The answer: just 23 people.
Adjust the number of people and run simulations to see how the empirical probability matches the theoretical calculation. With 23 people, you should see matches about half the time.
Why is this surprising? The key insight is that with 23 people, there are C(23,2) = 253 pairs that could match. We're not asking if anyone shares YOUR birthday, we're asking if ANY two people share A birthday.
The probability of NO match with k people is:
P(no match) = (365/365) × (364/365) × (363/365) × ... × ((366-k)/365)

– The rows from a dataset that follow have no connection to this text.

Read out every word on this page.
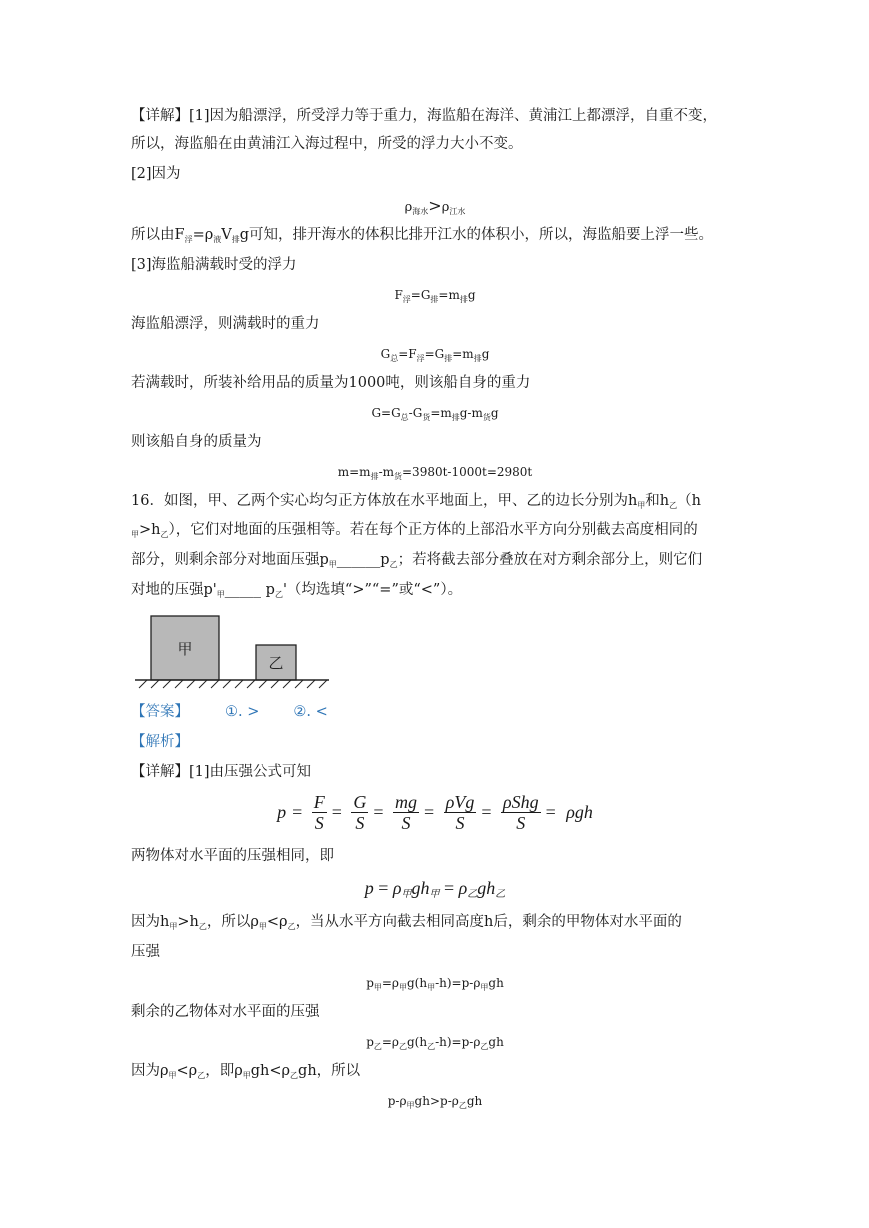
【详解】[1]因为船漂浮，所受浮力等于重力，海监船在海洋、黄浦江上都漂浮，自重不变，
所以，海监船在由黄浦江入海过程中，所受的浮力大小不变。
[2]因为
$\rho_{海水}>\rho_{江水}$
所以由$F_浮=\rho_液V_排g$可知，排开海水的体积比排开江水的体积小，所以，海监船要上浮一些。
[3]海监船满载时受的浮力
$F_浮=G_排=m_排g$
海监船漂浮，则满载时的重力
$G_总=F_浮=G_排=m_排g$
若满载时，所装补给用品的质量为1000吨，则该船自身的重力
$G=G_总-G_货=m_排g-m_货g$
则该船自身的质量为
$m=m_排-m_货=3980t-1000t=2980t$
16．如图，甲、乙两个实心均匀正方体放在水平地面上，甲、乙的边长分别为$h_甲$和$h_乙(h$
$_甲>h_乙$），它们对地面的压强相等。若在每个正方体的上部沿水平方向分别截去高度相同的
部分，则剩余部分对地面压强$p_甲\_\_\_\_\_\_p_乙$；若将截去部分叠放在对方剩余部分上，则它们
对地的压强$p'_甲\_\_\_\_\_$ $p_乙'$（均选填“>”“=”或“<”）。
甲
乙
【答案】 ①. > ②. <
【解析】
【详解】[1]由压强公式可知
$p = \frac{F}{S} = \frac{G}{S} = \frac{mg}{S} = \frac{\text{ρVg}}{S} = \frac{\text{ρShg}}{S} = \rho gh$
两物体对水平面的压强相同，即
$p = \rho_甲gh_甲 = \rho_乙gh_乙$
因为$h_甲>h_乙$，所以$\rho_甲<\rho_乙$，当从水平方向截去相同高度h后，剩余的甲物体对水平面的
压强
$p_甲=\rho_甲g(h_甲-h)=p-\rho_甲gh$
剩余的乙物体对水平面的压强
$p_乙=\rho_乙g(h_乙-h)=p-\rho_乙gh$
因为$\rho_甲<\rho_乙$，即$\rho_甲gh<\rho_乙gh$，所以
$p-\rho_甲gh>p-\rho_乙gh$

The birthday problem illustrates a common error: underestimating the number of ways things can happen. With k people, there are C(k,2) pairs, this grows quadratically, making matches much more likely than intuition suggests.

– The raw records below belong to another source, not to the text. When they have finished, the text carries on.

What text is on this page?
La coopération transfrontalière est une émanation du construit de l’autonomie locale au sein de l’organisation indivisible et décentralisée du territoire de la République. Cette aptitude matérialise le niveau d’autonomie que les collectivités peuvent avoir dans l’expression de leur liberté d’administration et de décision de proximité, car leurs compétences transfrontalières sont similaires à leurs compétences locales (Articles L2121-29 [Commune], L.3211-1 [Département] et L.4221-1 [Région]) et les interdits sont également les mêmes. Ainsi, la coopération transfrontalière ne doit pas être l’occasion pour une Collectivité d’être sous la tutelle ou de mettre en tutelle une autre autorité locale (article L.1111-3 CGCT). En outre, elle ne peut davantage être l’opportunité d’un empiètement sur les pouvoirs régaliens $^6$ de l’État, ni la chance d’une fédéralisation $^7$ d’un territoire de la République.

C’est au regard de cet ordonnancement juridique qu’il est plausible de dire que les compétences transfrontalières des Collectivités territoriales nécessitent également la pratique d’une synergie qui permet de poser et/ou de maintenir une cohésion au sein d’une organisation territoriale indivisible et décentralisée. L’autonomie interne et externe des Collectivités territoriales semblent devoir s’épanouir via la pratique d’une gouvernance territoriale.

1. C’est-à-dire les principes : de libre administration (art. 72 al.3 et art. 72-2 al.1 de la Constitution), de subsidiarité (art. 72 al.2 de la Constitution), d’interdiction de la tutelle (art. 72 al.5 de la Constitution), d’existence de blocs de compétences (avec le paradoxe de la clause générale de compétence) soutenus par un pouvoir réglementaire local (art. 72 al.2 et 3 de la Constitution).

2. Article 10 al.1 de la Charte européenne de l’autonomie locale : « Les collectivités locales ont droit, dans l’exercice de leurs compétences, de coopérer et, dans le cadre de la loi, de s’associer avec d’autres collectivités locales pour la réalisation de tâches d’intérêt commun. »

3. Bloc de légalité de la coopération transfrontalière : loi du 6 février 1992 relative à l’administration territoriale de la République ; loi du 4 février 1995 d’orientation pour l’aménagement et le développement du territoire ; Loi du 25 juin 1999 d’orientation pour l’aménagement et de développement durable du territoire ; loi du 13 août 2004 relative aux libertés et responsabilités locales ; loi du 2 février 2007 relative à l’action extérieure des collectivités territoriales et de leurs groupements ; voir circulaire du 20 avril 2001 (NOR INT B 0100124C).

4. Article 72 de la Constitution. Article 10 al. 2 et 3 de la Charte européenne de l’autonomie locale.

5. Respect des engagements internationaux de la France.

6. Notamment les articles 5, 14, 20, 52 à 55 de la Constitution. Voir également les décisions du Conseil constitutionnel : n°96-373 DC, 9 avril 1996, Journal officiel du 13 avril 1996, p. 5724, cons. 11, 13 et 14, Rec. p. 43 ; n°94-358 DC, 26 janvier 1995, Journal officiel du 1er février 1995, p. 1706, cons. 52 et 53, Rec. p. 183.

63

Inclusion-Exclusion Principle
When events overlap, we can't just add their probabilities. The inclusion-exclusion principle corrects for overcounting:
P(A ∪ B) = P(A) + P(B) - P(A ∩ B)
Adjust the probabilities using the sliders. Watch how the Venn diagram changes and verify that the union probability follows the inclusion-exclusion formula.

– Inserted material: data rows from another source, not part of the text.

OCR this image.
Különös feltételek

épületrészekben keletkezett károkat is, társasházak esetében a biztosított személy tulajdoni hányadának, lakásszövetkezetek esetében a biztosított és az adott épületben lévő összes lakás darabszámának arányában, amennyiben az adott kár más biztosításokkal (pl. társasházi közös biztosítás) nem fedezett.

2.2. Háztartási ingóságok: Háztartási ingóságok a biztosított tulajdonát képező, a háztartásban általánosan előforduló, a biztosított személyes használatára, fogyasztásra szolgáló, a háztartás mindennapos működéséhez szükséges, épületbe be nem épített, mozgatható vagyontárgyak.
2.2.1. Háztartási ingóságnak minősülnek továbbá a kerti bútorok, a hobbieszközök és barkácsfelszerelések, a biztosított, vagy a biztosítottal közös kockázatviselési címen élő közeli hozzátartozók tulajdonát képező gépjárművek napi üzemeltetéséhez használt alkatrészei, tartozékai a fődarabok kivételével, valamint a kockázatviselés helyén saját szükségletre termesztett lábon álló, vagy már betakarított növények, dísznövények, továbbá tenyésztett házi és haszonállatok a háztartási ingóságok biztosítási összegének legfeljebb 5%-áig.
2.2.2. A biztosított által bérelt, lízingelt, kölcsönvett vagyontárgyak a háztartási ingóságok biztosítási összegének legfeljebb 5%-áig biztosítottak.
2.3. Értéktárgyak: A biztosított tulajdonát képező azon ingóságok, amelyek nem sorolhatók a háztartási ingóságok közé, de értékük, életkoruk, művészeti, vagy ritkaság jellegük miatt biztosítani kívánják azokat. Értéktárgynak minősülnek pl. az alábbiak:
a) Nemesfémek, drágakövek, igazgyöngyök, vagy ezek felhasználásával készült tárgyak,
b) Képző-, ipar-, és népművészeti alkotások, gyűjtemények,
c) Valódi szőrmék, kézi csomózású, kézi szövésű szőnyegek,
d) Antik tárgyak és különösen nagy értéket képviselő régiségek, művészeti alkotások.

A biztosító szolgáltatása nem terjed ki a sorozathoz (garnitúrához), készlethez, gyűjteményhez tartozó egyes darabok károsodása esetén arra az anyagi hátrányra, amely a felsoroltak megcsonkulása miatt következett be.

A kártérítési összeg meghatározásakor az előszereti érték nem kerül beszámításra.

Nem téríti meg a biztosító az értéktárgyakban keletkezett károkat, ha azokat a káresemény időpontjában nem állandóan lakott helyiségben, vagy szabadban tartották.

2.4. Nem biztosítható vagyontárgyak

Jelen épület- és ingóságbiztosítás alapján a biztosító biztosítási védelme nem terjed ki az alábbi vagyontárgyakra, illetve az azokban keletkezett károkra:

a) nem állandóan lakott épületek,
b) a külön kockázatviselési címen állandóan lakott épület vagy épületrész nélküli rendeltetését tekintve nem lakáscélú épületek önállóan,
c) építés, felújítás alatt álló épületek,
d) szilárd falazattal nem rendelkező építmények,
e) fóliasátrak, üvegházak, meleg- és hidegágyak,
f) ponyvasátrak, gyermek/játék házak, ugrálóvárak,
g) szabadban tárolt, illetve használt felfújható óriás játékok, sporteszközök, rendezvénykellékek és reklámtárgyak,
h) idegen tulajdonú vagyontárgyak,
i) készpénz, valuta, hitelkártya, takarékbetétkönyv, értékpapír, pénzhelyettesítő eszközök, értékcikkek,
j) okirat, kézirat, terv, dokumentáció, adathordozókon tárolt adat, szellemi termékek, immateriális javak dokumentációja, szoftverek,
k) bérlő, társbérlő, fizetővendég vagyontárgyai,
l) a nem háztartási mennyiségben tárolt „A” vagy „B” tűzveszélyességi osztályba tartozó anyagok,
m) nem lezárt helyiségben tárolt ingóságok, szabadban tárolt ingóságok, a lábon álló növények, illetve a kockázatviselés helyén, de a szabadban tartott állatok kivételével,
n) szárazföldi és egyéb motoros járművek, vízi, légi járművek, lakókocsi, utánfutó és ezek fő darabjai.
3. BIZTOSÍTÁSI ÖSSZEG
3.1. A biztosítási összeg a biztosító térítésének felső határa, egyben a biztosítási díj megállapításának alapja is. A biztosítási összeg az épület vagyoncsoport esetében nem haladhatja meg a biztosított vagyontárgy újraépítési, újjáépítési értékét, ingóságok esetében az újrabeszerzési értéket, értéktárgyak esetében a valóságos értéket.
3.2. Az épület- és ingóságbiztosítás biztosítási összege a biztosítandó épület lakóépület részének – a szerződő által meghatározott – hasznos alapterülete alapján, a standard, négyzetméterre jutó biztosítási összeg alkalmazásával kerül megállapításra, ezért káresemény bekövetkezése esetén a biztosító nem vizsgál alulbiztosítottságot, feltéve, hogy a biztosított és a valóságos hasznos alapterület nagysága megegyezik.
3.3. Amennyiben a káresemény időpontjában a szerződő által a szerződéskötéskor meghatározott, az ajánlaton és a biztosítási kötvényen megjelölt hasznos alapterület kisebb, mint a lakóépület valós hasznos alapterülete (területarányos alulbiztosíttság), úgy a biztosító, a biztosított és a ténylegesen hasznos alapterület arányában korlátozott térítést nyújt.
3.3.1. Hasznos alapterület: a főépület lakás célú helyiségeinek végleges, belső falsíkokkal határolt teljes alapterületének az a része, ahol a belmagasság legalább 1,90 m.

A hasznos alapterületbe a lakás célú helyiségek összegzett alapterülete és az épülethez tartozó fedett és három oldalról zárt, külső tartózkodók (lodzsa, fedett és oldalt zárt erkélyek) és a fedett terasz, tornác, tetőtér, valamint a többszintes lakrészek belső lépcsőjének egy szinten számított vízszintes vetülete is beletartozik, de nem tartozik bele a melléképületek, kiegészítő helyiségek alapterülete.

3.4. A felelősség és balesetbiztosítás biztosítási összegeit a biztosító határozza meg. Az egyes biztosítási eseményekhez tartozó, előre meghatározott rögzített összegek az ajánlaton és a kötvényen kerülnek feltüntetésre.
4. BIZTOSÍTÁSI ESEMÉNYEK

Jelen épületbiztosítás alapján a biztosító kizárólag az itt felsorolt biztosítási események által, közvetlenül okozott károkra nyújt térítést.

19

The intuition: When we add P(A) + P(B), the intersection is counted twice. We subtract P(A ∩ B) to count it exactly once.
For three events:
P(A ∪ B ∪ C) = P(A) + P(B) + P(C) - P(A ∩ B) - P(A ∩ C) - P(B ∩ C) + P(A ∩ B ∩ C)
Application: Poker Hand Probabilities
Let's apply our counting techniques to calculate exact probabilities of poker hands.
Click through different poker hands to see how the counting breaks down. Each calculation uses binomial coefficients to count the favorable outcomes, then divides by C(52,5) total possible hands.
For example, a full house (three of one rank, two of another):
- Choose the rank for three-of-a-kind: C(13,1) = 13 ways
- Choose which 3 suits: C(4,3) = 4 ways
- Choose the rank for the pair: C(12,1) = 12 ways
- Choose which 2 suits: C(4,2) = 6 ways
- Total: 13 × 4 × 12 × 6 = 3,744 favorable hands
- Probability: 3,744 / 2,598,960 ≈ 0.144%
Probability Axioms
The naive definition is restrictive. The general definition of probability requires just two axioms:
- P(S) = 1, P(∅) = 0: Something must happen, and nothing is impossible
- Countable additivity: For disjoint events A₁, A₂, ..., P(A₁ ∪ A₂ ∪ ...) = P(A₁) + P(A₂) + ...
From these axioms, we can derive:
- P(Aᶜ) = 1 - P(A)
- If A ⊆ B, then P(A) ≤ P(B)
- P(A ∪ B) = P(A) + P(B) - P(A ∩ B)
The axioms tell us how probability must behave mathematically, but not how to interpret it. Frequentists interpret probability as long-run frequency. Bayesians interpret it as degree of belief. Both views are useful for building intuition.
Common Pitfalls
Leibniz's Mistake
Even great mathematicians can err. Leibniz wrongly argued that rolling two dice gives equal probability for sums of 11 and 12, claiming each can be attained in "only one way."
The error: treating the dice as indistinguishable. If we label them A and B:
- Sum of 11: (A=5, B=6) or (A=6, B=5): 2 ways
- Sum of 12: (A=6, B=6): 1 way
Antidote: Always label your objects. If Leibniz had thought of "left die" and "right die," he wouldn't have made this mistake.
The Naive Definition Trap
Not all outcomes are equally likely. "It will either happen or it won't" doesn't mean 50-50. Before using the naive definition, verify that symmetry or design actually makes outcomes equally likely.
Where to Go Next
This post covers the counting machinery that probability is built on. The next step is conditional probability, where you ask: given that I know something happened, how does that change what I believe? That leads to Bayes' rule, which is where probability really starts to get useful for reasoning about the real world.